Dans un rapport diffusé mi-juin 2015, l’Institut de veille sanitaire (InVS), le réseau des registres des cancers Francim, le service de biostatistique des Hospices Civils de Lyon (HCL), et l’Institut national du cancer (INCa) publient de nouvelles estimations départementales de l’incidence des cancers.
Cette étude porte sur la période 2008-2010 et l’ensemble du territoire métropolitain, concerne huit cancers chez l’homme et chez la femme4, pour lesquels des estimations départementales étaient possibles.
Cancers du poumon, 2008-2010 : carte des SIR estimés
Tabagisme et consommation d'alcool : des facteurs de risque majeurs pour les hommes
Les résultats les plus facilement interprétables concernent les pathologies cancéreuses pour lesquelles le tabagisme et la consommation d’alcool constituent des facteurs de risque majeurs. Dans cette étude, il s’agit des cancers des lèvres-bouche-pharynx, du larynx, du poumon et de l’œsophage. Chez les hommes en particulier, on observe une surincidence très prononcée dans les départements du nord de la France pour ces localisations cancéreuses : le Pas-de-Calais (62), le Nord (59) et la Seine Maritime (76) (hormis pour le cancer de l’œsophage). Ces disparités départementales semblent correspondre aux variations d’exposition des populations à ces facteurs de risque. Par rapport à la moyenne nationale (20,6 cas incidents pour 100 000 pour le cancer des lèvres-bouche-pharynx ; 6,0 pour le larynx ; 49,7 pour le poumon et 7,0 pour l’œsophage), on observe pour ces cancers une incidence très élevée, notamment dans le Pas-de-Calais (respectivement selon le type de cancer : 38,1 – 7,9 – 64,5 – 13,3), le Nord (31,6 – 9,2 – 63,0 – 13,3) et la Seine-Maritime (27,5 – 8,0 – 61,1 – 8,0). Parallèlement, les départements de l’ouest et du sud de la France sont en situation de sous-incidence pour ces cancers.
Chez les femmes, le cancer du poumon suivrait l'urbanisation
Chez les femmes, la situation est plus difficile à interpréter. Pour le cancer du poumon, les départements présentant une surincidence se situent dans le sud de la France. Les résultats de l’étude révèlent une sur-incidence du cancer du poumon dans le sud de la France chez les femmes par rapport à la moyenne nationale (15,2 cas incidents pour 100 000), notamment dans les départements urbanisés (Alpes-Maritimes : 18,6 ; Hérault : 19,0 ; Haute-Garonne : 18,6 et dans une moindre mesure Var : 17,4) et en Île-de-France (17,5), et une sous-incidence dans l’ouest et le nord.
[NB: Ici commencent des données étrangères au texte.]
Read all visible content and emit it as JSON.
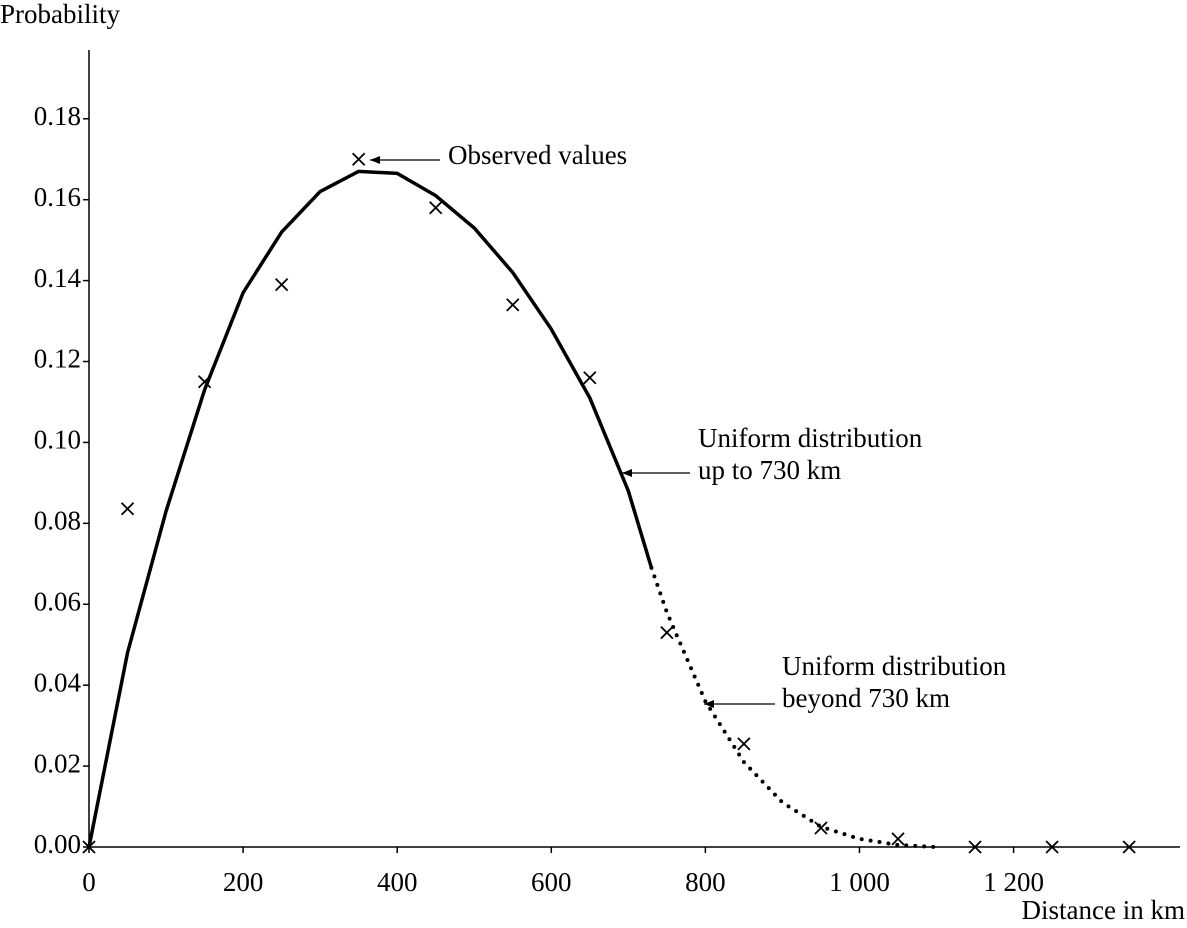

Une consommation de tabac chez les femmes géographiquement dispersée pour les femmes
Pour les autres cancers étudiés, les disparités départementales sont moins nettes. Il s’agit de cancers dont les facteurs de risque sont moins connus. Pour les cancers des lèvres-bouche-pharynx, l’incidence chez les femmes étant faible, seul un petit nombre de départements présente une incidence statistiquement significative (sous ou surincidence). On trouve cependant une surincidence dans les départements du Finistère (29) et du Pas-de-Calais (62) comme pour les hommes. Ces observations pourraient être induites par une géographie du tabagisme différente selon le sexe, ce qui semblerait moins vrai pour la consommation d’alcool [20].
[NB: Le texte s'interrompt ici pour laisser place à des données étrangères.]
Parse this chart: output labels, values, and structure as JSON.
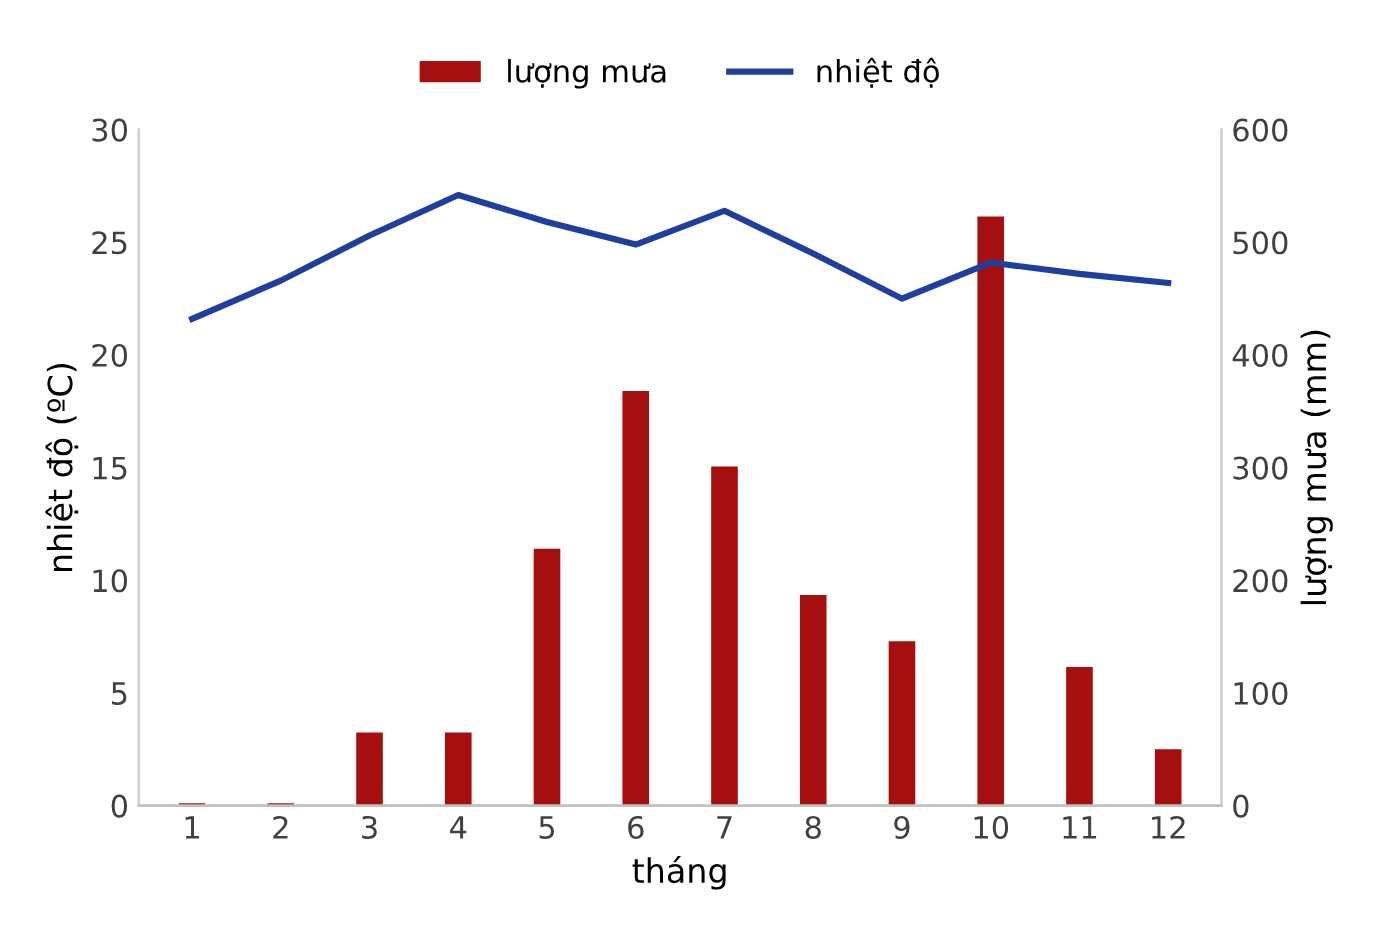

L’incidence est peu contrastée pour les cancers gynécologiques. Cette situation peut être la conséquence de l’absence de facteurs de risque prononcés pour ces cancers ou de l’existence de facteurs de risque non spatialement structurés au niveau départemental. Le niveau départemental n’est peut-être pas assez fin pour mettre en évidence des différences spatiales (par exemple, inégalités sociales et cancer du col de l’utérus). Ces mêmes raisons pourraient expliquer le fait qu’on ne retrouve pas de similitude entre la répartition départementale de l’incidence du cancer du corps de l’utérus et celle de l’ovaire alors que ces deux cancers partagent des facteurs de risque communs.
Cette étude, inscrite dans le plan cancer 2014-2019, est réalisée dans le cadre d’un programme de travail partenarial qui vise à optimiser la surveillance et l’observation des cancers à partir des données des registres, afin de mieux éclairer les décideurs et les politiques de santé publique.